Error compiling kernel

I am running into the following cuda error when running certain job types on certain GPU nodes.

**** handle exception rc
set status to failed
Traceback (most recent call last):
  File "cryosparc2_worker/cryosparc2_compute/", line 78, in
  File "cryosparc2_worker/cryosparc2_compute/jobs/template_picker_gpu/", line 62, in
  File "cryosparc2_worker/cryosparc2_compute/jobs/template_picker_gpu/", line 201, in
  File "cryosparc2_worker/cryosparc2_compute/jobs/template_picker_gpu/", line 261, in
  File "cryosparc2_worker/cryosparc2_compute/jobs/motioncorrection/", line 275, in
  File "cryosparc2_worker/cryosparc2_compute/engine/", line 362, in cryosparc2_compute.engine.cuda_core.context_dependent_memoize.wrapper
  File "cryosparc2_worker/cryosparc2_compute/jobs/motioncorrection/", line 267, in
  File "cryosparc2_worker/deps/anaconda/lib/python2.7/site-packages/pycuda/", line 294, in __init__
    self.module = module_from_buffer(cubin)
pycuda._driver.LogicError: cuModuleLoadDataEx failed: device kernel image is invalid - error   : Binary format for key='0', ident='' is not recognized
========= main process now complete.

This has been discussed several times already on the forum:

It seems like this is a common issue, so I would like to understand the cause more thoroughly.

I am able to reproduce the issue from python:

eval `bin/cryosparcw env`
python -c "import as run;" --project P3 --job J14 --master_hostname --master_command_core_port 39122

Since it seems to be a problem in pycuda, I use the following script (derived from their tutorial) to verify that pycuda works and can execute basic CUDA code:

import pycuda.autoinit
import pycuda.driver as drv
import numpy

print("Cuda Version: {}".format(drv.get_version()))
print("Driver Version: {}".format(drv.get_driver_version()))
print("GPU({}): {} # {}".format(pycuda.autoinit.device.count(),, pycuda.autoinit.device.pci_bus_id()))

from pycuda.compiler import SourceModule
mod = SourceModule("""
__global__ void multiply_them(float *dest, float *a, float *b)
    const int i = threadIdx.x;
    dest[i] = a[i] * b[i];

multiply_them = mod.get_function("multiply_them")
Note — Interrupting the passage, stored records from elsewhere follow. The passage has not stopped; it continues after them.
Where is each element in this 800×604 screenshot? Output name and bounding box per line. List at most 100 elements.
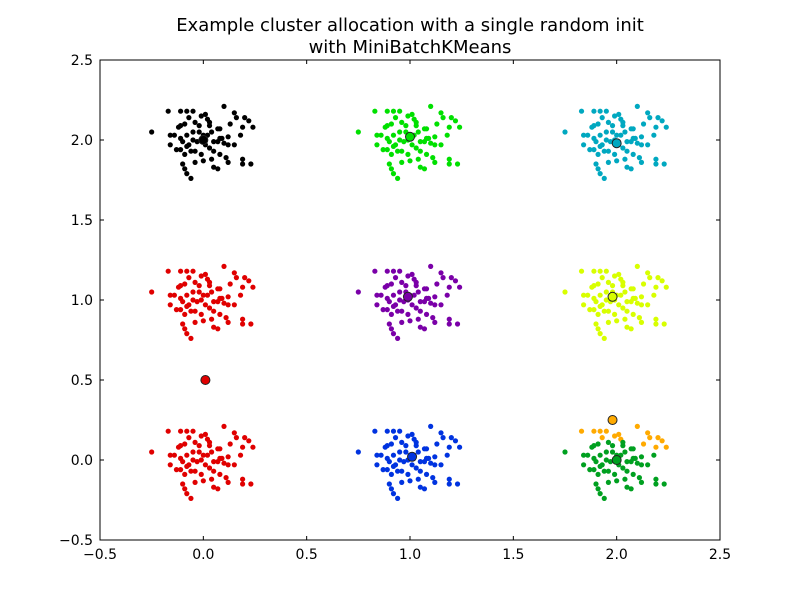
data-point <box>388 166 394 172</box>
data-point <box>180 459 186 465</box>
data-point <box>622 129 628 135</box>
data-point <box>597 463 603 469</box>
data-point <box>206 465 213 471</box>
data-point <box>384 443 390 449</box>
data-point <box>417 468 423 474</box>
data-point <box>188 308 194 314</box>
x-tick-label: 1.0 <box>399 547 421 563</box>
data-point <box>182 441 188 447</box>
data-point <box>206 305 213 311</box>
data-point <box>638 479 645 485</box>
data-point <box>384 147 390 153</box>
data-point <box>242 435 248 441</box>
data-point <box>200 158 206 164</box>
data-point <box>192 439 198 445</box>
data-point <box>192 468 198 474</box>
data-point <box>198 457 204 463</box>
data-point <box>595 121 601 127</box>
data-point <box>200 452 206 458</box>
data-point <box>378 452 384 458</box>
data-point <box>188 148 194 154</box>
data-point <box>217 455 223 461</box>
data-point <box>225 294 231 300</box>
data-point <box>616 271 622 277</box>
data-point <box>640 121 647 127</box>
data-point <box>240 481 246 487</box>
data-point <box>593 481 599 487</box>
data-point <box>198 433 204 439</box>
data-point <box>417 484 423 490</box>
data-point <box>184 331 190 337</box>
data-point <box>204 292 211 298</box>
data-point <box>603 268 609 274</box>
data-point <box>593 161 599 167</box>
data-point <box>612 311 618 317</box>
data-point <box>448 115 454 121</box>
data-point <box>231 302 237 308</box>
data-point <box>638 294 645 300</box>
data-point <box>225 134 231 140</box>
data-point <box>591 428 597 434</box>
data-point <box>595 441 601 447</box>
data-point <box>622 449 628 455</box>
data-point <box>457 284 463 290</box>
data-point <box>209 129 215 135</box>
data-point <box>417 299 423 305</box>
data-point <box>446 444 452 450</box>
data-point <box>240 124 246 130</box>
data-point <box>202 271 208 277</box>
data-point <box>198 273 204 279</box>
data-point <box>178 268 184 274</box>
x-tick-label: 0.5 <box>296 547 318 563</box>
data-point <box>388 441 394 447</box>
data-point <box>413 279 419 285</box>
data-point <box>225 142 231 148</box>
data-point <box>165 108 171 114</box>
data-point <box>211 164 217 170</box>
data-point <box>597 303 603 309</box>
data-point <box>184 452 190 458</box>
data-point <box>415 156 421 162</box>
data-point <box>390 132 397 138</box>
data-point <box>597 331 603 337</box>
data-point <box>217 286 223 292</box>
data-point <box>638 142 645 148</box>
data-point <box>591 147 597 153</box>
data-point <box>591 467 597 473</box>
data-point <box>355 289 361 295</box>
data-point <box>180 139 186 145</box>
data-point <box>149 449 155 455</box>
data-point <box>434 441 440 447</box>
data-point <box>634 263 640 269</box>
data-point <box>248 481 254 487</box>
data-point <box>190 457 196 463</box>
data-point <box>624 468 630 474</box>
data-point <box>192 319 198 325</box>
data-point <box>581 132 587 138</box>
data-point <box>423 126 430 132</box>
data-point <box>198 113 204 119</box>
data-point <box>386 139 392 145</box>
data-point <box>190 449 196 455</box>
data-point <box>372 108 378 114</box>
data-point <box>605 439 612 445</box>
data-point <box>595 166 601 172</box>
data-point <box>390 331 397 337</box>
data-point <box>196 443 202 449</box>
data-point <box>405 311 411 317</box>
data-point <box>386 481 392 487</box>
data-point <box>237 452 244 458</box>
data-point <box>246 278 252 284</box>
data-point <box>194 459 200 465</box>
data-point <box>227 281 233 287</box>
data-point <box>428 300 434 306</box>
data-point <box>601 148 607 154</box>
data-point <box>190 268 196 274</box>
data-point <box>184 303 190 309</box>
data-point <box>217 471 223 477</box>
data-point <box>221 103 227 109</box>
data-point <box>440 115 446 121</box>
data-point <box>630 151 636 157</box>
data-point <box>202 462 208 468</box>
data-point <box>661 161 667 167</box>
a = numpy.random.randn(400).astype(numpy.float32)
b = numpy.random.randn(400).astype(numpy.float32)

dest = numpy.zeros_like(a)
        drv.Out(dest), drv.In(a), drv.In(b),
        block=(400,1,1), grid=(1,1))

print(dest - a*b)

This prints the expected cuda toolkit and driver versions, as well as the expected [0...] output. So it appears basic pycuda works.
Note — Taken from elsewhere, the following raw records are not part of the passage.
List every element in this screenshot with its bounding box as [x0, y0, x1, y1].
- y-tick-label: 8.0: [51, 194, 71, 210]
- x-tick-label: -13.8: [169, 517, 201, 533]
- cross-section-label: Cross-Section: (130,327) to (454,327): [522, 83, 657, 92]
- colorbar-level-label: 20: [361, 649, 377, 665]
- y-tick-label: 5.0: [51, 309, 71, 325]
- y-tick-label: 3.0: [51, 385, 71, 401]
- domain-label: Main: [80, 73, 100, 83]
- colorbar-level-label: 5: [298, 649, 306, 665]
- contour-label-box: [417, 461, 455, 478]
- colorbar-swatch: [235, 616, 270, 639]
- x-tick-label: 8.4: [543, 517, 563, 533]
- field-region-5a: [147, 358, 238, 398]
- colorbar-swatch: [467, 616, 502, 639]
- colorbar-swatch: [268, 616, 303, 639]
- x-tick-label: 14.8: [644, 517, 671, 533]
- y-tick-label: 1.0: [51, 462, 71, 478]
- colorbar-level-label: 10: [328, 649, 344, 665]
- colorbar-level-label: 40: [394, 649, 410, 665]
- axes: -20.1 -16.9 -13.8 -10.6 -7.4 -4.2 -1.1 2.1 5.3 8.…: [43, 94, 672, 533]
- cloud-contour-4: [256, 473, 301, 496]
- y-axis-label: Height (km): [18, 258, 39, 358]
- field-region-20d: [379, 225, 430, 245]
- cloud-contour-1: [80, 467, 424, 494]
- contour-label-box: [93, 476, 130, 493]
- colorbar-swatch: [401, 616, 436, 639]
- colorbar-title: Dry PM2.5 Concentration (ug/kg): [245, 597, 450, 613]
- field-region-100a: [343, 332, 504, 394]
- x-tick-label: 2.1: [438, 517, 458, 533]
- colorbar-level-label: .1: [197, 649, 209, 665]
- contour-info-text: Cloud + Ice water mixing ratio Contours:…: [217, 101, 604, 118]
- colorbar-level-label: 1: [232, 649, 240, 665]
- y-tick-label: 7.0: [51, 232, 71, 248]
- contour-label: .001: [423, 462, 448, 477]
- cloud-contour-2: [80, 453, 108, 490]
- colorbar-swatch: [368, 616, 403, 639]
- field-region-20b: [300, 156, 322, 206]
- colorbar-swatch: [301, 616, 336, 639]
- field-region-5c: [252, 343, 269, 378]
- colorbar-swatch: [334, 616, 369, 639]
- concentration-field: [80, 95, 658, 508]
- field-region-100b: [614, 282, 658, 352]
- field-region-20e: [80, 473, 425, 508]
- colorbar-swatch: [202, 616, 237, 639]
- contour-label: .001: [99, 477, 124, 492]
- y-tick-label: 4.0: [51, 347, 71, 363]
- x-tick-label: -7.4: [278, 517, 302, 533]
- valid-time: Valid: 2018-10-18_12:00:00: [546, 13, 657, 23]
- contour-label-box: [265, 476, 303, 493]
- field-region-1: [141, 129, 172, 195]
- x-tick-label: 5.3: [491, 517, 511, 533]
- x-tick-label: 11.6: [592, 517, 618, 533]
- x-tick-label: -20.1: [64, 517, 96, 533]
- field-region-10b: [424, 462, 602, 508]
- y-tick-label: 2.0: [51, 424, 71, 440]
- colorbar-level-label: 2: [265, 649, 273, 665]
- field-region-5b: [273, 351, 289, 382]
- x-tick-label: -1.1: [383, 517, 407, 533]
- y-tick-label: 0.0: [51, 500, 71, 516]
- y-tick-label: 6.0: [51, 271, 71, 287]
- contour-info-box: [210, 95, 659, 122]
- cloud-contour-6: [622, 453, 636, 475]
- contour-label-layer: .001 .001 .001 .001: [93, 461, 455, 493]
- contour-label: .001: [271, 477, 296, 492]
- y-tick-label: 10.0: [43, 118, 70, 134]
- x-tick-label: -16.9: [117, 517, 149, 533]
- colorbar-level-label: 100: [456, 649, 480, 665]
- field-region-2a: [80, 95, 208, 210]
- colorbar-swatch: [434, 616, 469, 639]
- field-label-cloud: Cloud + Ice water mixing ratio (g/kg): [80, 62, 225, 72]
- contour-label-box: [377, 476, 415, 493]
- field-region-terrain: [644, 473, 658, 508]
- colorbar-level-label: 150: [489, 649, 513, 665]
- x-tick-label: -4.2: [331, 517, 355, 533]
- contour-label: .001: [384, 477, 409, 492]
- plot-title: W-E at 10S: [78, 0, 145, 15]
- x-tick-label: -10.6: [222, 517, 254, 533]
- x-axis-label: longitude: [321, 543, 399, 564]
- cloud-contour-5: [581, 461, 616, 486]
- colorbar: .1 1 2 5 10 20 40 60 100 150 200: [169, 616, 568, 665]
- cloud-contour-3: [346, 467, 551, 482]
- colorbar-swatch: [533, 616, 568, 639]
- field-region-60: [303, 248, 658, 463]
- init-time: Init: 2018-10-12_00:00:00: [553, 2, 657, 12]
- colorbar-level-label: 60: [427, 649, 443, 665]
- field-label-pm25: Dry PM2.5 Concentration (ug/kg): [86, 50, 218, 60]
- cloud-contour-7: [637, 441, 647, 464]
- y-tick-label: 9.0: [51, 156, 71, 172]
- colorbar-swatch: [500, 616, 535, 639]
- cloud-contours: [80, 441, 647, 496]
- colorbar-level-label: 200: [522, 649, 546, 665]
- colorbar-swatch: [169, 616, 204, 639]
My next step would normally be to look at the cuda code from cryosparc2_compute/jobs/motioncorrection/, but this is from a compiled extension in cryosparc. Is the source for that available anywhere, or is it considered proprietary? If the latter, could the devs provide any hints about what cuda features might be in use there that are causing the error?
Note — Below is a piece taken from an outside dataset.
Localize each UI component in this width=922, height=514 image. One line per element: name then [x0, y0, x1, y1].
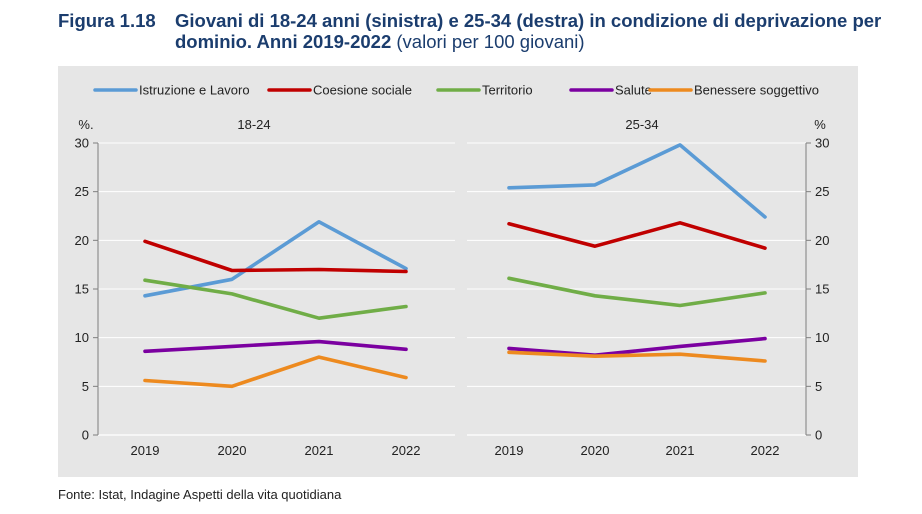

BTW, a secondary bug report: cryosparcw exits with status 0 after this error. Thus it is reported as a “successful” job in our monitoring system.

The errors seem to happen on nodes with Nvidia GTX 1080 or 1080Ti GPUs. Weirdly it was successful on a different node with an RTX 2080Ti. However we have few 2080Ti nodes available, so I’d like to solve it on the older models.

Current cryoSPARC version: v2.13.2
GPUs with errors: Nvidia GTX 1080, Nvidia GTX 1080Ti
GPUs without errors: Nvidia RTX 2080Ti
Cuda Driver: 440.64.00 (all systems)
Cuda Toolkit: 10.0.130 (all systems)

I’ve determined that the failing jobs (e.g. blob picker, template picker, probably others) fail consistently on GTX 1080 and 1080Ti GPUs, and complete successfully on RTX 2080Ti cards. That’s weird, since all machines have the same driver and toolkit versions installed, and it should be compatible with all three cards.

Some more info about the cuda code being executed would be really helpful here, but I’m unsure how to get it.